When a loved one dies — whether it’s a husband, wife, son or daughter — every member of the family is impacted in different ways. Routines shift, traditions are altered, and the family unit as a whole is changed.
This transition impacts four-legged family members like dogs and cats, too. Speaking to HuffPost, experts spoke about how grief can affect pets:
Yes, pets may grieve the loss of a family member.
Research suggests that both cats and dogs (although dogs are more studied) show signs of grief following the death of a companion animal in the home. So, it is reasonable to think that pets grieve the loss of owners too, said Dr. Andrea Y. Tu, the medical director of Behavior Vets in New York.
When an owner dies, pets experience changes to their routine and the simple reality that one person is no longer in the home.
“That can impact the emotional well-being of any creature in the household,” Tu said.
A grieving pet may experience behavioral changes.
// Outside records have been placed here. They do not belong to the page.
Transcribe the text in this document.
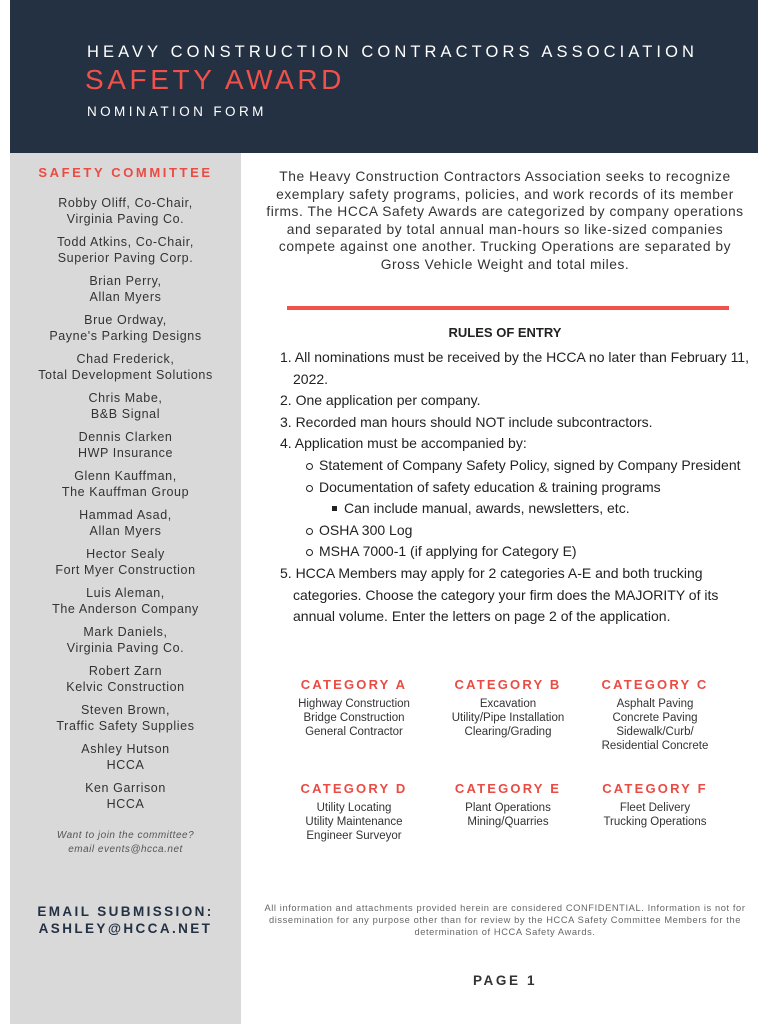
HEAVY CONSTRUCTION CONTRACTORS ASSOCIATION
SAFETY AWARD
NOMINATION FORM
SAFETY COMMITTEE
Robby Oliff, Co-Chair,
Virginia Paving Co.
Todd Atkins, Co-Chair,
Superior Paving Corp.
Brian Perry,
Allan Myers
Brue Ordway,
Payne's Parking Designs
Chad Frederick,
Total Development Solutions
Chris Mabe,
B&B Signal
Dennis Clarken
HWP Insurance
Glenn Kauffman,
The Kauffman Group
Hammad Asad,
Allan Myers
Hector Sealy
Fort Myer Construction
Luis Aleman,
The Anderson Company
Mark Daniels,
Virginia Paving Co.
Robert Zarn
Kelvic Construction
Steven Brown,
Traffic Safety Supplies
Ashley Hutson
HCCA
Ken Garrison
HCCA
Want to join the committee?
email events@hcca.net
EMAIL SUBMISSION:
ASHLEY@HCCA.NET
The Heavy Construction Contractors Association seeks to recognize exemplary safety programs, policies, and work records of its member firms. The HCCA Safety Awards are categorized by company operations and separated by total annual man-hours so like-sized companies compete against one another. Trucking Operations are separated by Gross Vehicle Weight and total miles.
RULES OF ENTRY

1. All nominations must be received by the HCCA no later than February 11, 2022.

2. One application per company.

3. Recorded man hours should NOT include subcontractors.

4. Application must be accompanied by:

Statement of Company Safety Policy, signed by Company President

Documentation of safety education & training programs

Can include manual, awards, newsletters, etc.

OSHA 300 Log

MSHA 7000-1 (if applying for Category E)

5. HCCA Members may apply for 2 categories A-E and both trucking categories. Choose the category your firm does the MAJORITY of its annual volume. Enter the letters on page 2 of the application.

CATEGORY A
Highway Construction
Bridge Construction
General Contractor
CATEGORY B
Excavation
Utility/Pipe Installation
Clearing/Grading
CATEGORY C
Asphalt Paving
Concrete Paving
Sidewalk/Curb/
Residential Concrete
CATEGORY D
Utility Locating
Utility Maintenance
Engineer Surveyor
CATEGORY E
Plant Operations
Mining/Quarries
CATEGORY F
Fleet Delivery
Trucking Operations
All information and attachments provided herein are considered CONFIDENTIAL. Information is not for dissemination for any purpose other than for review by the HCCA Safety Committee Members for the determination of HCCA Safety Awards.
PAGE 1
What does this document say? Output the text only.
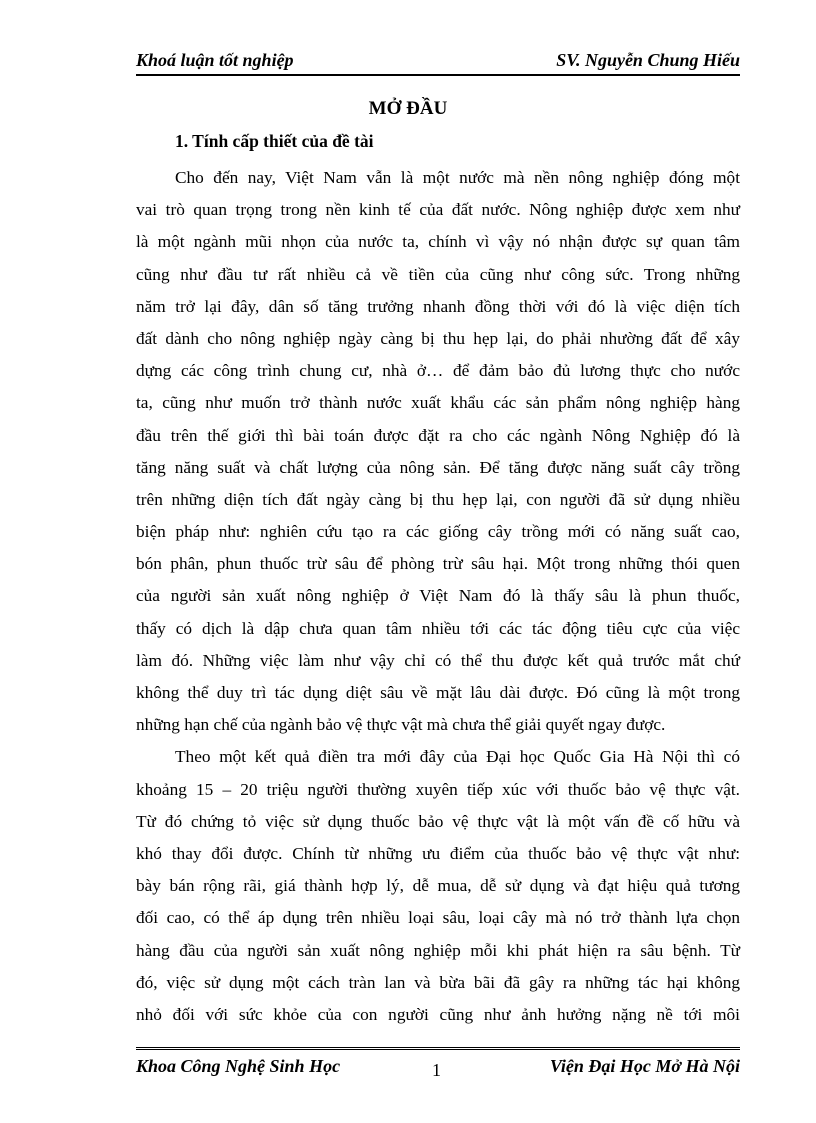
Khoá luận tốt nghiệp	SV. Nguyễn Chung Hiếu
MỞ ĐẦU
1. Tính cấp thiết của đề tài
Cho đến nay, Việt Nam vẫn là một nước mà nền nông nghiệp đóng một
vai trò quan trọng trong nền kinh tế của đất nước. Nông nghiệp được xem như
là một ngành mũi nhọn của nước ta, chính vì vậy nó nhận được sự quan tâm
cũng như đầu tư rất nhiều cả về tiền của cũng như công sức. Trong những
năm trở lại đây, dân số tăng trưởng nhanh đồng thời với đó là việc diện tích
đất dành cho nông nghiệp ngày càng bị thu hẹp lại, do phải nhường đất để xây
dựng các công trình chung cư, nhà ở… để đảm bảo đủ lương thực cho nước
ta, cũng như muốn trở thành nước xuất khẩu các sản phẩm nông nghiệp hàng
đầu trên thế giới thì bài toán được đặt ra cho các ngành Nông Nghiệp đó là
tăng năng suất và chất lượng của nông sản. Để tăng được năng suất cây trồng
trên những diện tích đất ngày càng bị thu hẹp lại, con người đã sử dụng nhiều
biện pháp như: nghiên cứu tạo ra các giống cây trồng mới có năng suất cao,
bón phân, phun thuốc trừ sâu để phòng trừ sâu hại. Một trong những thói quen
của người sản xuất nông nghiệp ở Việt Nam đó là thấy sâu là phun thuốc,
thấy có dịch là dập chưa quan tâm nhiều tới các tác động tiêu cực của việc
làm đó. Những việc làm như vậy chỉ có thể thu được kết quả trước mắt chứ
không thể duy trì tác dụng diệt sâu về mặt lâu dài được. Đó cũng là một trong
những hạn chế của ngành bảo vệ thực vật mà chưa thể giải quyết ngay được.
Theo một kết quả điền tra mới đây của Đại học Quốc Gia Hà Nội thì có
khoảng 15 – 20 triệu người thường xuyên tiếp xúc với thuốc bảo vệ thực vật.
Từ đó chứng tỏ việc sử dụng thuốc bảo vệ thực vật là một vấn đề cố hữu và
khó thay đổi được. Chính từ những ưu điểm của thuốc bảo vệ thực vật như:
bày bán rộng rãi, giá thành hợp lý, dễ mua, dễ sử dụng và đạt hiệu quả tương
đối cao, có thể áp dụng trên nhiều loại sâu, loại cây mà nó trở thành lựa chọn
hàng đầu của người sản xuất nông nghiệp mỗi khi phát hiện ra sâu bệnh. Từ
đó, việc sử dụng một cách tràn lan và bừa bãi đã gây ra những tác hại không
nhỏ đối với sức khỏe của con người cũng như ảnh hưởng nặng nề tới môi
Khoa Công Nghệ Sinh Học	1	Viện Đại Học Mở Hà Nội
Though pets do not mourn in the same way that humans do, there are consistent behavioral changes when they experience loss, Tu said. Dogs who are grieving may eat less or more slowly; they might also spend more time asleep. Grieving cats can be more vocal, and those vocalizations may be louder than normal.
You may also see a deviation from your pet’s normal routine, and they may even sleep in the normal spot of the deceased pet or person, Tu said.
Dr. Christopher Lea, an associate clinical professor at Auburn University’s College of Veterinary Medicine in Alabama, underscored the frequency of these behavioral changes in grieving pets, saying his clients noticed a loss of appetite and sleeping changes in their dogs.
If you notice these signs, get in contact with your veterinarian.
Though behavioral changes can be a result of grief, there also could be something else at play.
Lea said if you notice these kinds of shifts in your pet, make an appointment with your veterinarian. They’ll likely perform a physical exam and may also want to do some blood tests to make sure everything is OK.
If the vet finds nothing wrong, engage your pet to help them with their grief.
“If nothing is considered abnormal … engage the pet” to combat their grief, Lea advised.
Lea said exercise is one of the best outlets for animals going through a tough time. With dogs, you can take them out for more walks, hikes or “anything extra that you think they would enjoy,” Lea said. You can also engage them in social enrichment like doggy day care or training, he said.
But for many people, grief makes it hard to do things like take walks or hikes, even with a pet. If this is the case for you, Tu said you can rely on enrichment activities for your pets, like food-dispensing or puzzle toys.
Don’t reprimand them for what that may be their grief process.
If your pet is sleeping in the spot of the animal or person who passed, let them, Tu advised. The same goes for a cat who is meowing at you more, for example. Don’t punish them at a time when the household is dealing with change and loss.
“Recognize that they’re also going through their own grieving process,” Tu said. “Allow them to have that freedom to go through their own process.”
These behavioral changes won’t last forever, according to both Tu and Lea. “Most pets will experience changes in their behavior … potentially for up to six months afterward,” Tu explained.
Like humans, pets need some time to process their emotions and move through grief.
And just like people, pets who aren’t getting better can receive help from professionals.
You know your pet best — if they aren’t acting like themselves for long periods of time or they are displaying other concerning signs, get in touch with your vet.
“The key is always reaching out to your family veterinarian,” Lea said. From there, you both can decide how to proceed.
One possible option is to contact a veterinary behaviorist or a center that focuses on pet behavior. (For those who don’t live near a behavior center, Tu’s company, Behavior Vets, offers some free materials online.)
“Veterinary behaviorists are essentially the psychiatrists of the veterinary world,” Tu said. That means they can help you find the right medicine for your pet or help them deal with emotional trauma in a healthy way.
So, if your pet is having a hard time and your vet doesn’t have an answer, don’t be afraid to get in touch with a veterinary behaviorist.